Do animals have rights?

To follow is an excerpt from this week's CQ Researcher on "Animal Rights" by Marcia Clemmitt, January 8, 2010

Humans have used animals throughout history for food, sport, tasks like hauling and plowing and scientific experimentation, and most people have been comfortable with using animals, even when they suffer and die in the process. Nevertheless, a persistent minority has long questioned whether animals may have a right to be treated with concern for their comfort and welfare.

“To my mind, we shouldn't be thinking of monkeys as commodities, disposable resources” that can be the object of distressing experimentation, for example, says Mark Bernstein, a professor of philosophy and ethics at Purdue University in West Lafayette, Ind. “Just by virtue of their sentience, their capacity to suffer, they should have the minimal right to not suffer,” he says. “We don't treat compromised human beings” — such as people with severe cognitive disabilities — “that way.”
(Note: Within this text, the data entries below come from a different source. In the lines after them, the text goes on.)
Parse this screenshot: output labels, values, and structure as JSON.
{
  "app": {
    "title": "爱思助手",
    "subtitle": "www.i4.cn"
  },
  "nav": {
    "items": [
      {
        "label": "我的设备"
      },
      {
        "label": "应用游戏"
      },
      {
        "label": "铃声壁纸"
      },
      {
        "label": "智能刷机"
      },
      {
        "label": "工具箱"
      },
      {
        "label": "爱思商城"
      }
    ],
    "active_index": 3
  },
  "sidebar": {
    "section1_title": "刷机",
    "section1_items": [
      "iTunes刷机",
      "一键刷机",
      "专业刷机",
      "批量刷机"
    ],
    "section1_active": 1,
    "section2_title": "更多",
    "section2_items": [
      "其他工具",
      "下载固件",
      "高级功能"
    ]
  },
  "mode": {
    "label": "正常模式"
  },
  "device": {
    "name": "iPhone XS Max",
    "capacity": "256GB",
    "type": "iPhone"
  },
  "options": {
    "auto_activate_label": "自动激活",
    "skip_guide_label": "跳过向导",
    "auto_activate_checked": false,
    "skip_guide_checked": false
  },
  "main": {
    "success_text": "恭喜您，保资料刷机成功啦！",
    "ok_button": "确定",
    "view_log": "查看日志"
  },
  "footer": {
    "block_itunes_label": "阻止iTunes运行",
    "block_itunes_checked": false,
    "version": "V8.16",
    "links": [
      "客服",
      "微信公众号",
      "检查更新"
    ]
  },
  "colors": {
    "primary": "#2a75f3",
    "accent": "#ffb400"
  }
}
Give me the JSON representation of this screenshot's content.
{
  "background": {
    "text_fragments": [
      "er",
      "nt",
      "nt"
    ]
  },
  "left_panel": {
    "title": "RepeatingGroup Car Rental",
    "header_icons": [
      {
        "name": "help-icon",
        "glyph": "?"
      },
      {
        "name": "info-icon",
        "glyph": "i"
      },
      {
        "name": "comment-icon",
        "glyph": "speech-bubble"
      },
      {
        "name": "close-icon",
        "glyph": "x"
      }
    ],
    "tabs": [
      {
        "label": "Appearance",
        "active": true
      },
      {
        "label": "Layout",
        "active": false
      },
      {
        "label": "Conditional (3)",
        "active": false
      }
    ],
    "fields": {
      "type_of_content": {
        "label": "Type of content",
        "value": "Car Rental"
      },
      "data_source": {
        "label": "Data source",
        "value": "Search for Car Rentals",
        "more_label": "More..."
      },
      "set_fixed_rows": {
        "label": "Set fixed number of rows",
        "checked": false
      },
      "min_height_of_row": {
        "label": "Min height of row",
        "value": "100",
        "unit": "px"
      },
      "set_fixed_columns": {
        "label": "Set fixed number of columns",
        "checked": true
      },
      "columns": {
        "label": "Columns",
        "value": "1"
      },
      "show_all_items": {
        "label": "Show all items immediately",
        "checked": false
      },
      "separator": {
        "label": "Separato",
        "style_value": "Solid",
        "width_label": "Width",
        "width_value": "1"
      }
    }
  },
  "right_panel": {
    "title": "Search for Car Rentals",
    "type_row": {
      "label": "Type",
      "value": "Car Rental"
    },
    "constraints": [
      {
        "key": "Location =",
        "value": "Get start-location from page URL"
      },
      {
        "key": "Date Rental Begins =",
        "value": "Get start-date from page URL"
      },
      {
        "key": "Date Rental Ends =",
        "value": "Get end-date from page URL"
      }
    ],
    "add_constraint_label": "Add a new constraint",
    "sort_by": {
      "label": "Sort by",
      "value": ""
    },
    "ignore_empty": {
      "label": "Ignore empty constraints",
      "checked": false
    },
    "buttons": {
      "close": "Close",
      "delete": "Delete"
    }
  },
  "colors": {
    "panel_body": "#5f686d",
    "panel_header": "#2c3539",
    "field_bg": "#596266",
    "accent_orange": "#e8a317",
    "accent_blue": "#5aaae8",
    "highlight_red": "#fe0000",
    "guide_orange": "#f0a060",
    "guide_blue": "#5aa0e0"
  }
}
Chickens, for example, “clearly have interests, preferences and desires and are able to act to satisfy their interests and preferences,” a fact that should give them at least some “right” to moral consideration by humans, with whom they share those traits, said Gary L. Francione, a professor of law at the Rutgers University School of Law in Newark, N.J. “When we kill these non-humans, we frustrate their ability to enjoy the satisfaction of their interests, preferences and desires — just as we do when we kill humans.” [Footnote 14]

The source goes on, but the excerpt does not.